Origin | Do you really know HashMap?(HashMap Source Analysis)

Preface

When you talk about hashMap, you really don't understand the simple things. You really feel that you need an article to explain it so that you are not afraid of being asked during an interview.

**Introduction to HashMap
HashMap Initialization
HashMap Expansion Mechanism
HashMap data structure
Resolution of HashMap Hash Conflict
HashMap Usage**

1. Introduction to HashMap

  He is an implementation of the Map interface based on a hash table.This implementation provides all the optional mapping operations and allows null values and keys to be used.This class does not guarantee the order of mappings, especially that it does not guarantee that the order will remain constant.This implementation assumes that hash functions properly distribute elements among buckets, providing stable performance for basic operations (get and put).Additionally, HashMap is thread-safe, while Hashtable is thread-safe.

HashMap inherits the AbstractMap class and implements the Map, Cloneable, Serializable interfaces.


public class HashMap<K,V>
    extends AbstractMap<K,V>
implements Map<K,V>, Cloneable, Serializable

2. HashMap Initialization

Important parameter description

//Initialized capacity size
    static final int DEFAULT_INITIAL_CAPACITY = 1 << 4; // aka 16
    //Maximum capacity size
    static final int MAXIMUM_CAPACITY = 1 << 30;
    //Default Load Factor
    static final float DEFAULT_LOAD_FACTOR = 0.75f;

HashMap does two things when it is initialized, initializing capacity (compared to a bucket) of 16 and a load factor of 0.75

public HashMap() {
     //Initialization bucket size DEFAULT_INITIAL_CAPACITY=16  
     //Load factor DEFAULT_LOAD_FACTOR=0.75
     this(DEFAULT_INITIAL_CAPACITY, DEFAULT_LOAD_FACTOR);
}
public HashMap(int initialCapacity, float loadFactor) {
        if (initialCapacity < 0
            throw new IllegalArgumentException("Illegal initial capacity: " +
                                               initialCapacity);
        //If the capacity exceeds the maximum value, take the maximum value
        if (initialCapacity > MAXIMUM_CAPACITY)
            initialCapacity = MAXIMUM_CAPACITY;
        if (loadFactor <= 0 || Float.isNaN(loadFactor))
            throw new IllegalArgumentException("Illegal load factor: " +
                                               loadFactor);
        //Initialize Load Factor 0.75
        this.loadFactor = loadFactor;
        //Initialization bucket size 16
        threshold = initialCapacity;
        init();
    }

III. HashMap Expansion Mechanism

Load factor can be understood as saturation. The larger the load factor, the smaller the space occupied, but the less efficient the query is.The smaller the load factor, the larger the space consumed, but it will improve query efficiency.This is determined by the data structure, described below.

The actual capacity of HashMap is the factor* capacity, which defaults to 16 x 0.75=12; this is important and has some impact on efficiency!When objects stored in a HashMap exceed this capacity, the HashMap will need resize (rearrange after expanding by two times).

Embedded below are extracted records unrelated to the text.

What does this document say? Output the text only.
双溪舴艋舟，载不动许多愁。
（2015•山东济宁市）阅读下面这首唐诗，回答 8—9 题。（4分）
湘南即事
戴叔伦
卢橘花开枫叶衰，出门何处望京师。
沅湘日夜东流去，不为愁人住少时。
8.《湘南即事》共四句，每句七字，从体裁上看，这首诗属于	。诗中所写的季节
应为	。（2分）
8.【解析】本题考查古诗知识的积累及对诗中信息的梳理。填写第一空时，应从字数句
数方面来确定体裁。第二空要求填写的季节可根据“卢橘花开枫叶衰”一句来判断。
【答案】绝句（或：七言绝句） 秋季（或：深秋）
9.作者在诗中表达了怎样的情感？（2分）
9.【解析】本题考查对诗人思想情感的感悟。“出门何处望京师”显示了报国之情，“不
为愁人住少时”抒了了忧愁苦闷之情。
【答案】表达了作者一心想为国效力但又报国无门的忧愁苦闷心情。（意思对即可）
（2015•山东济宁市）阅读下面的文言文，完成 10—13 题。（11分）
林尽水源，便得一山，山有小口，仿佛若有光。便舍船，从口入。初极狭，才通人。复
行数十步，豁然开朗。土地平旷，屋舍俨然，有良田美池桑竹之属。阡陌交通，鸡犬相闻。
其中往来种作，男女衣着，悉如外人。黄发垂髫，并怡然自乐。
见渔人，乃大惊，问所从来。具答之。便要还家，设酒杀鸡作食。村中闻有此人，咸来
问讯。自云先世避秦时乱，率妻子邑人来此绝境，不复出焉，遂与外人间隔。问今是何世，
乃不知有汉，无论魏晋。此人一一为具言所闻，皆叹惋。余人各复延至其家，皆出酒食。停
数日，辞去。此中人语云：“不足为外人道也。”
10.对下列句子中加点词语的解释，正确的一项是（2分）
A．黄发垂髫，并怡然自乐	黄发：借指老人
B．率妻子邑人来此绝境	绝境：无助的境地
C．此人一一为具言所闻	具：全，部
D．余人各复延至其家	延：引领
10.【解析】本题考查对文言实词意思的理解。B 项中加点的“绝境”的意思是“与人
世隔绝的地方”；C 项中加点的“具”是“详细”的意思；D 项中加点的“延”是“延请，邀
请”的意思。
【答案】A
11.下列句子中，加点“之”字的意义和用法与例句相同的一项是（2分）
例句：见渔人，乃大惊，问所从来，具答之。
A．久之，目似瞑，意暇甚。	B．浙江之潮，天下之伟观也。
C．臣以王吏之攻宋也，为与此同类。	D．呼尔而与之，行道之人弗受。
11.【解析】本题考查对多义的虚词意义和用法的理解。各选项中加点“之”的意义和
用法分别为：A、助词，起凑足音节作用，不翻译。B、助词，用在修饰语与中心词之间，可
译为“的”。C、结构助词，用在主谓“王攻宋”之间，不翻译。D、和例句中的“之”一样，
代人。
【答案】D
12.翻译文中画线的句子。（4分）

private void inflateTable(int toSize) {
        //Power of 2 closest to and greater than toSize
        int capacity = roundUpToPowerOf2(toSize);
        //Define the maximum actual capacity beyond which expansion is required
        threshold = (int) Math.min(capacity * loadFactor, MAXIMUM_CAPACITY + 1);
        //Define an Entry array, place put data
        table = new Entry[capacity];
        initHashSeedAsNeeded(capacity);
  }
  //The closest power of 2 that is greater than or equal to number, for example, number3 returns 4, number 4 returns 4
   private static int roundUpToPowerOf2(int number) {
        return number >= MAXIMUM_CAPACITY
                ? MAXIMUM_CAPACITY
                : (number > 1) ? Integer.highestOneBit((number - 1) << 1) : 1;
    }
//Add elements and determine if expansion is required
void addEntry(int hash, K key, V value, int bucketIndex) {
      //Size is the current array size, threshold s are the actual maximum capacity, and expand if larger
        if ((size >= threshold) && (null != table[bucketIndex])) {
            resize(2 * table.length);//Expansion
            hash = (null != key) ? hash(key) : 0;
            bucketIndex = indexFor(hash, table.length);
        }
        //Add to
        createEntry(hash, key, value, bucketIndex);
    }
    //Expansion
    void resize(int newCapacity) {
        Entry[] oldTable = table;
        int oldCapacity = oldTable.length;
        //Determines if the old array is equal to the maximum capacity and if it is equal to no expansion allowed
        if (oldCapacity == MAXIMUM_CAPACITY) {
            threshold = Integer.MAX_VALUE;
            return;
        }
        //Define new data
        Entry[] newTable = new Entry[newCapacity];
        //Redefine old data in a new array
        transfer(newTable, initHashSeedAsNeeded(newCapacity));
        table = newTable;
        threshold = (int)Math.min(newCapacity * loadFactor, MAXIMUM_CAPACITY + 1);
    }
    //Need to recalculate the save location in the new array and save
void transfer(Entry[] newTable, boolean rehash) {
        int newCapacity = newTable.length;
        for (Entry<K,V> e : table) {
            while(null != e) {
                Entry<K,V> next = e.next;
                if (rehash) {
                    e.hash = null == e.key ? 0 : hash(e.key);
                }
                int i = indexFor(e.hash, newCapacity);
                e.next = newTable[i];
                newTable[i] = e;
                e = next;
            }
        }
    }

Because re-creating new data and recalculating the storage location of elements can have a significant impact on performance, it's best to estimate the number of elements, define their size when creating a HashMap, and ideally power it to two, so airborne can be better utilized.

4. HashMap data structure

    HashMap is a hash bucket (array and chain table) that stores key-value mappings, data structures of arrays and chain tables, and inherits linear queries of arrays and addressing modifications of chain tables in terms of query and modification.(Horizontal represents an array, and vertical represents a list of chains)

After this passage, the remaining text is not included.